Letter: The Socialist Party and Reforms
Answer to a Correspondent
H. Timmins (South Tottenham).—Your letter of 1st September received. As we find that it covers almost exactly the same ground and uses (and fails to understand) the same quotations as the letter from you that we published and replied to at length in the issue for October, 1933, we are not prepared to publish it again. We refer you to that reply and suggest that you try to make up your mind what is the precise nature of the charge of alleged inconsistency you wish to make. In brief it is correct, as you know, that the Party’s Declaration of Principles has never been changed. From time to time the Party has discussed the application of Socialist principles to particular issues and did so about 1910 on the question of reforms. The attitude defined then has never been altered and was reaffirmed at Conference this year. There is no inconsistency whatever in being opposed to having a programme of reforms, opposed to reformist parties and opposed to the policy of appealing to the capitalists for reforms, and at the same time being prepared to obtain anything that can be obtained by opposition to the capitalist class both on the economic and political fields.

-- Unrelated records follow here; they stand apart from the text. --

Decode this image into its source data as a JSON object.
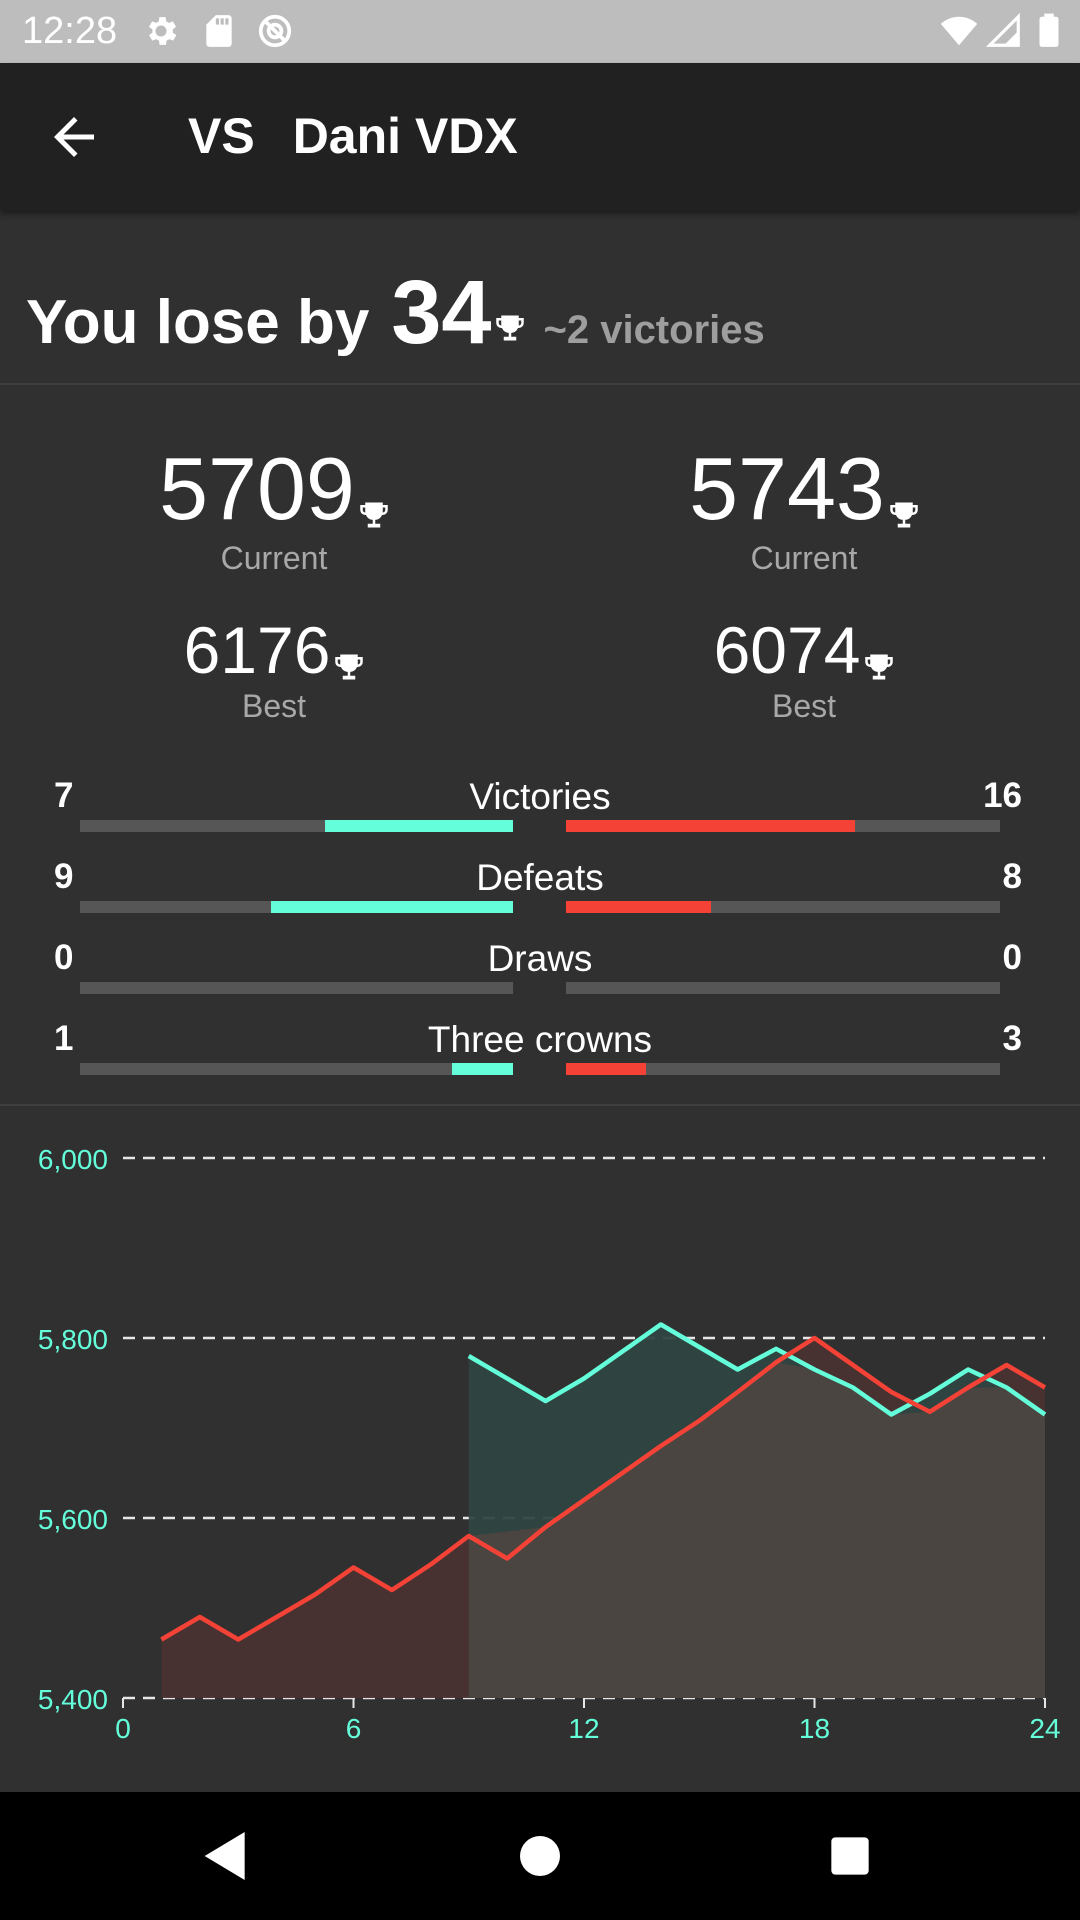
{
  "status_bar": {
    "time": "12:28",
    "icons": [
      "settings-icon",
      "sd-card-icon",
      "sync-disabled-icon",
      "wifi-icon",
      "signal-icon",
      "battery-icon"
    ]
  },
  "app_bar": {
    "vs_label": "VS",
    "opponent_name": "Dani VDX",
    "back_icon": "arrow-back-icon"
  },
  "summary": {
    "prefix": "You lose by",
    "difference": "34",
    "victories_note": "~2 victories"
  },
  "player": {
    "current": "5709",
    "current_label": "Current",
    "best": "6176",
    "best_label": "Best"
  },
  "opponent": {
    "current": "5743",
    "current_label": "Current",
    "best": "6074",
    "best_label": "Best"
  },
  "comparison": [
    {
      "label": "Victories",
      "left": "7",
      "right": "16",
      "left_fraction": 0.435,
      "right_fraction": 0.665
    },
    {
      "label": "Defeats",
      "left": "9",
      "right": "8",
      "left_fraction": 0.56,
      "right_fraction": 0.335
    },
    {
      "label": "Draws",
      "left": "0",
      "right": "0",
      "left_fraction": 0,
      "right_fraction": 0
    },
    {
      "label": "Three crowns",
      "left": "1",
      "right": "3",
      "left_fraction": 0.14,
      "right_fraction": 0.185
    }
  ],
  "colors": {
    "player": "#64ffda",
    "opponent": "#f44336",
    "player_fill": "#2f4541",
    "opponent_fill": "#4a3232",
    "overlap_fill": "#4a4541",
    "axis_text": "#64ffda",
    "grid": "#e6e6e6"
  },
  "chart_data": {
    "type": "line",
    "x_ticks": [
      0,
      6,
      12,
      18,
      24
    ],
    "y_ticks": [
      5400,
      5600,
      5800,
      6000
    ],
    "y_tick_labels": [
      "5,400",
      "5,600",
      "5,800",
      "6,000"
    ],
    "xlim": [
      0,
      24
    ],
    "ylim": [
      5400,
      6000
    ],
    "grid": "horizontal dashed",
    "series": [
      {
        "color": "#64ffda",
        "x": [
          9,
          11,
          12,
          13,
          14,
          15,
          16,
          17,
          18,
          19,
          20,
          21,
          22,
          23,
          24
        ],
        "y": [
          5780,
          5730,
          5755,
          5785,
          5815,
          5790,
          5765,
          5788,
          5765,
          5745,
          5715,
          5738,
          5765,
          5745,
          5715
        ]
      },
      {
        "color": "#f44336",
        "x": [
          1,
          2,
          3,
          4,
          5,
          6,
          7,
          8,
          9,
          10,
          11,
          12,
          13,
          14,
          15,
          16,
          17,
          18,
          19,
          20,
          21,
          22,
          23,
          24
        ],
        "y": [
          5465,
          5490,
          5465,
          5490,
          5515,
          5545,
          5520,
          5548,
          5580,
          5555,
          5590,
          5620,
          5650,
          5680,
          5708,
          5740,
          5773,
          5800,
          5770,
          5740,
          5718,
          5745,
          5770,
          5745
        ]
      }
    ]
  },
  "nav_bar": {
    "icons": [
      "back-triangle-icon",
      "home-circle-icon",
      "recents-square-icon"
    ]
  }
}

If you could show us that we have ever advocated the former or departed from the latter there would be a case to answer, not otherwise.
In your letter of October, 1933, you charged Marx with advocating the policy of appealing to the capitalists for reforms. You do so again and now you also say that in that issue of the Socialist Standard we published “the glaring statement that ‘Marx welcomed reforms’.” You seem to be confusing your own argument with our repudiation of it and you were quite right to say in your present letter that no doubt we would accuse you “ of just using small extracts,” except that the term should be not even using but “misquoting.”
You say, for example, that we wrote “Marx welcomed reforms.” What we actually did write, as yon will see if yon look it up, was:
“Marx welcomed such reforms as the shorter working day and valued them highly (probably more highly than they deserved). But he never advocated the useless policy of appealing to the capitalists for such reforms.”
You make one new point: “In view of the recent new Health Insurance Act, it brings to the fore the question of Reforms, of which even members of your Party will receive some benefits in different ways.”
You have overlooked the fact that the new Scheme is partly financed by deductions from wages (incidentally a reversal of the early Labour Party policy); that it is introduced at a time when prices are rising faster than wages and in place of wage increases; that some workers, e.g. new entrants to the Civil Service, will now have deductions made from wages for old age pensions but will have the pensions deducted from the Civil Service pension they would get in any event; and that the scheme as a whole is so far from being attractive that hundreds of thousands of people refused to enter it and the threat of prosecution had to be made to force them to do so.